Unintended pregnancy (defined broadly as pregnancy that was not planned, was unexpected or mistimed, or not wanted by a woman) is common and disproportionately affects younger women.[1] Physical and sexual violence victimization by an intimate partner is associated with poor reproductive health, including unplanned pregnancies, poor pregnancy outcomes and sexually transmitted infections.[2–10] Unintended pregnancies are two- to three-times more likely to be associated with intimate partner violence (IPV) than planned pregnancies.[6,7,11–15] Forced sex, fear of negotiating condom and contraceptive use, inconsistent condom use and partner interference with access to healthcare all contribute to this association between unintended pregnancy and IPV.[16–21]

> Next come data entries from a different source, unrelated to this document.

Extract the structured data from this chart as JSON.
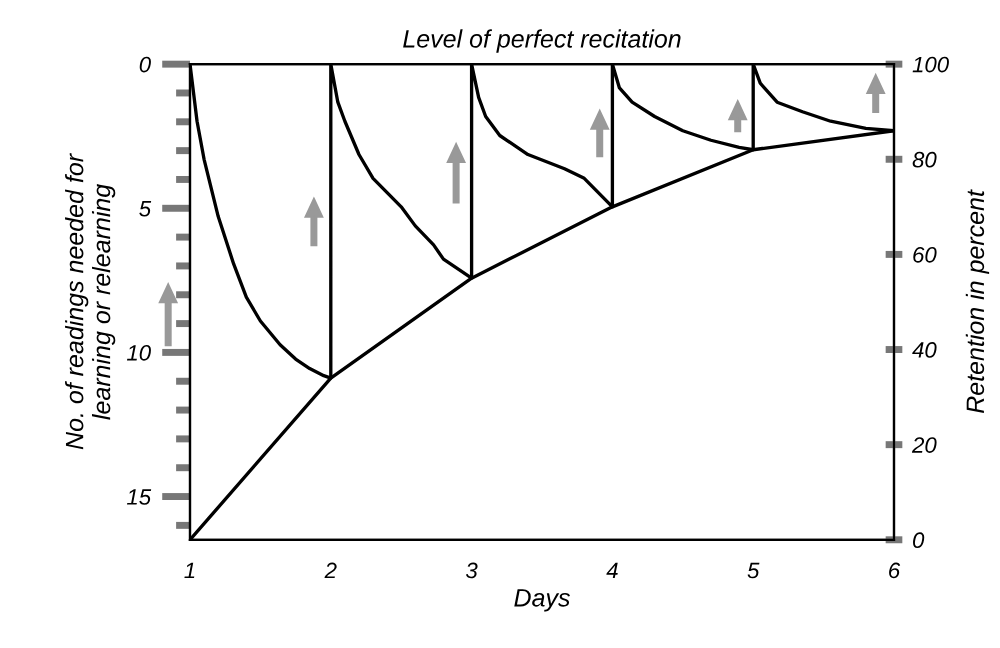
{
  "chart_data": {
    "type": "line",
    "title": "Level of perfect recitation",
    "xlabel": "Days",
    "ylabel": "No. of readings needed for\nlearning or relearning",
    "y2label": "Retention in percent",
    "xlim": [
      1,
      6
    ],
    "xticks": [
      1,
      2,
      3,
      4,
      5,
      6
    ],
    "ylim": [
      16.5,
      0
    ],
    "yticks": [
      0,
      {
        "value": 1,
        "label": null
      },
      {
        "value": 2,
        "label": null
      },
      {
        "value": 3,
        "label": null
      },
      {
        "value": 4,
        "label": null
      },
      5,
      {
        "value": 6,
        "label": null
      },
      {
        "value": 7,
        "label": null
      },
      {
        "value": 8,
        "label": null
      },
      {
        "value": 9,
        "label": null
      },
      10,
      {
        "value": 11,
        "label": null
      },
      {
        "value": 12,
        "label": null
      },
      {
        "value": 13,
        "label": null
      },
      {
        "value": 14,
        "label": null
      },
      15,
      {
        "value": 16,
        "label": null
      }
    ],
    "y2lim": [
      0,
      100
    ],
    "y2ticks": [
      0,
      20,
      40,
      60,
      80,
      100
    ],
    "grid": false,
    "legend": false,
    "marker": "none",
    "line_style": "solid",
    "series": [
      {
        "color": "#000000",
        "axis": "y2",
        "x": [
          1,
          1.05,
          1.1,
          1.2,
          1.31,
          1.4,
          1.5,
          1.64,
          1.75,
          1.85,
          1.95,
          2,
          2,
          2.05,
          2.1,
          2.2,
          2.3,
          2.4,
          2.5,
          2.6,
          2.73,
          2.8,
          2.9,
          3,
          3,
          3.05,
          3.1,
          3.2,
          3.4,
          3.66,
          3.8,
          3.9,
          4,
          4,
          4.05,
          4.14,
          4.3,
          4.5,
          4.7,
          4.9,
          5,
          5,
          5.05,
          5.17,
          5.35,
          5.55,
          5.8,
          6
        ],
        "values": [
          100,
          88,
          80,
          68,
          58,
          51,
          46,
          41,
          38,
          36,
          34.5,
          34,
          100,
          92,
          88,
          81,
          76,
          73,
          70,
          66,
          62,
          59,
          57,
          55,
          100,
          93,
          89,
          85,
          81,
          78,
          76,
          73,
          70,
          100,
          95,
          92,
          89,
          86,
          84,
          82.5,
          82,
          100,
          96,
          92,
          90,
          88,
          86.5,
          86
        ]
      },
      {
        "color": "#000000",
        "axis": "y2",
        "x": [
          1,
          2,
          3,
          4,
          5,
          6
        ],
        "values": [
          0,
          34,
          55,
          70,
          82,
          86
        ]
      }
    ]
  }
}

In addition to these mechanisms, a growing body of literature on male partner influences on contraception and pregnancy decision-making has identified a range of male partner pregnancy-controlling behaviors which we have termed reproductive coercion. Male partner reproductive coercion (to be distinguished from the range of state control of women's reproductive health across the globe, including forced sterilization) is defined as male partners' attempts to promote pregnancy in their female partners through verbal pressure and threats to become pregnant (pregnancy coercion), direct interference with contraception (birth-control sabotage), and threats and coercion related to pregnancy continuation or termination (control of pregnancy outcomes). Abusive male partners have been found to actively promote pregnancy via behaviors spanning verbal pressure to become pregnant, condom manipulation, threats or actual violence in response to condom requests and direct acts of birth-control sabotage (e.g., removing a vaginal ring, throwing out birth-control pills and blocking women from seeking access to contraception). In addition, once their female partner is pregnant, abusive male partners may enact behaviors to control the outcomes of the pregnancy including violent acts to attempt to induce miscarriage and coercion to either continue or terminate the pregnancy. While women may also attempt to become pregnant or control the outcome of a pregnancy without their partner's knowledge, the focus here is on how male partner abusive behaviors may be connected to unintended pregnancy (i.e., pregnancy that is mistimed, unplanned or unwanted from the woman's perspective). This article reviews recent studies on male partner reproductive coercion, examining further evidence of the link between unintended pregnancy and IPV and highlighting future directions for research as well as implications for clinical practice.